Nipping in just before Santa arrives, The Theatre Channel’s fourth episode delivers festive treats aplenty in The Holiday Special
“If you’re burdened down with trouble
If your nerves are wearing thin…”
With all the uncertainty that has haunted the world of theatre since the pandemic began, there’s something unalterably pleasing about seeing a theatrical enterprise grow from strength to strength at this time. Born out of the explosion in streaming content that emerged in the first lockdown, The Theatre Channel has taken that concept and elevated it to something rather special, so mince pies and buckets of mulled wine all round for everyone at Adam Blanshay Productions and The Theatre Café.
In its half-hourly episodes, it has found focus in its themes (Hallowe’en, rock musicals) and shown generosity in its casting.

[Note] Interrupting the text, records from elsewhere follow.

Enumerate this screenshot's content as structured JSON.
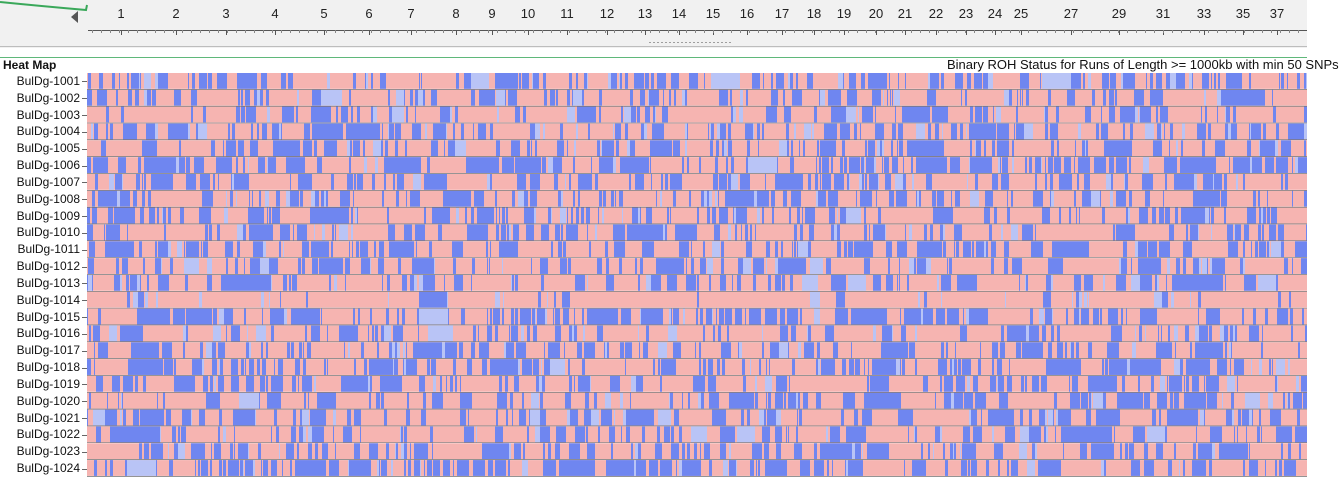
{
  "panel": {
    "title": "Heat Map"
  },
  "chart_data": {
    "type": "heatmap",
    "title": "Binary ROH Status for Runs of Length >= 1000kb with min 50 SNPs",
    "x_axis": {
      "label": "",
      "tick_labels": [
        "1",
        "2",
        "3",
        "4",
        "5",
        "6",
        "7",
        "8",
        "9",
        "10",
        "11",
        "12",
        "13",
        "14",
        "15",
        "16",
        "17",
        "18",
        "19",
        "20",
        "21",
        "22",
        "23",
        "24",
        "25",
        "27",
        "29",
        "31",
        "33",
        "35",
        "37"
      ]
    },
    "rows": [
      "BulDg-1001",
      "BulDg-1002",
      "BulDg-1003",
      "BulDg-1004",
      "BulDg-1005",
      "BulDg-1006",
      "BulDg-1007",
      "BulDg-1008",
      "BulDg-1009",
      "BulDg-1010",
      "BulDg-1011",
      "BulDg-1012",
      "BulDg-1013",
      "BulDg-1014",
      "BulDg-1015",
      "BulDg-1016",
      "BulDg-1017",
      "BulDg-1018",
      "BulDg-1019",
      "BulDg-1020",
      "BulDg-1021",
      "BulDg-1022",
      "BulDg-1023",
      "BulDg-1024"
    ],
    "row_roh_fraction": [
      0.42,
      0.3,
      0.36,
      0.36,
      0.3,
      0.4,
      0.42,
      0.34,
      0.36,
      0.34,
      0.4,
      0.22,
      0.34,
      0.08,
      0.4,
      0.32,
      0.34,
      0.4,
      0.36,
      0.38,
      0.3,
      0.34,
      0.32,
      0.42
    ],
    "values": "binary per SNP column: 1 = ROH (blue), 0 = non-ROH (pink)",
    "colors": {
      "roh": "#6f86f0",
      "non_roh": "#f6b4b1",
      "roh_light": "#b9c4f6"
    },
    "legend": "none"
  }
}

Starrier names may be the headliners but the decision to introduce the Café Four (comprised of Alyn Hawke, Emily Langham, Sadie-Jean Shirley and Alex Woodward) as a regular ensemble has proven a masterstroke. providing continuity across a diverse range of performances and from episode to episode, but also showcasing their own talents alongside a raft of Olivier winners and nominees.
This fourth episode naturally takes the holiday season as its theme and suitably amps up the already high-quality production values. Matt Croke and Tosh Wanogho-Maud crooning through a Holiday Inn medley in tuxes, check (and swoon!). Zizi Strallen nailing some gorgeously stylised choreography (from director Bill Deamer) in ‘Turkey Lurkey Time’, check. Sophie-Louise Dann as Mame (talk about perfect casting!), check. Cassidy Janson imbuing ‘White Christmas’ with real musicality, check.
The Café Four support admirably in so many of these numbers, keeping up in many a dance routine and harmonising beautifully next to the piano. And in a neat touch, some of the graduates from the ArtsEd class of 2020 get a much-needed opportunity to shine in a powerful rendition of ‘Seasons of Love’. By the time, Rachel John and her band of renegade dancers break into the theatre next door for pretty much a full on production number, you’d almost forget there’s a pandemic on. A real festive treat and a compelling argument for continuing to support an industry that has been so sorely neglected by the government in this testing year.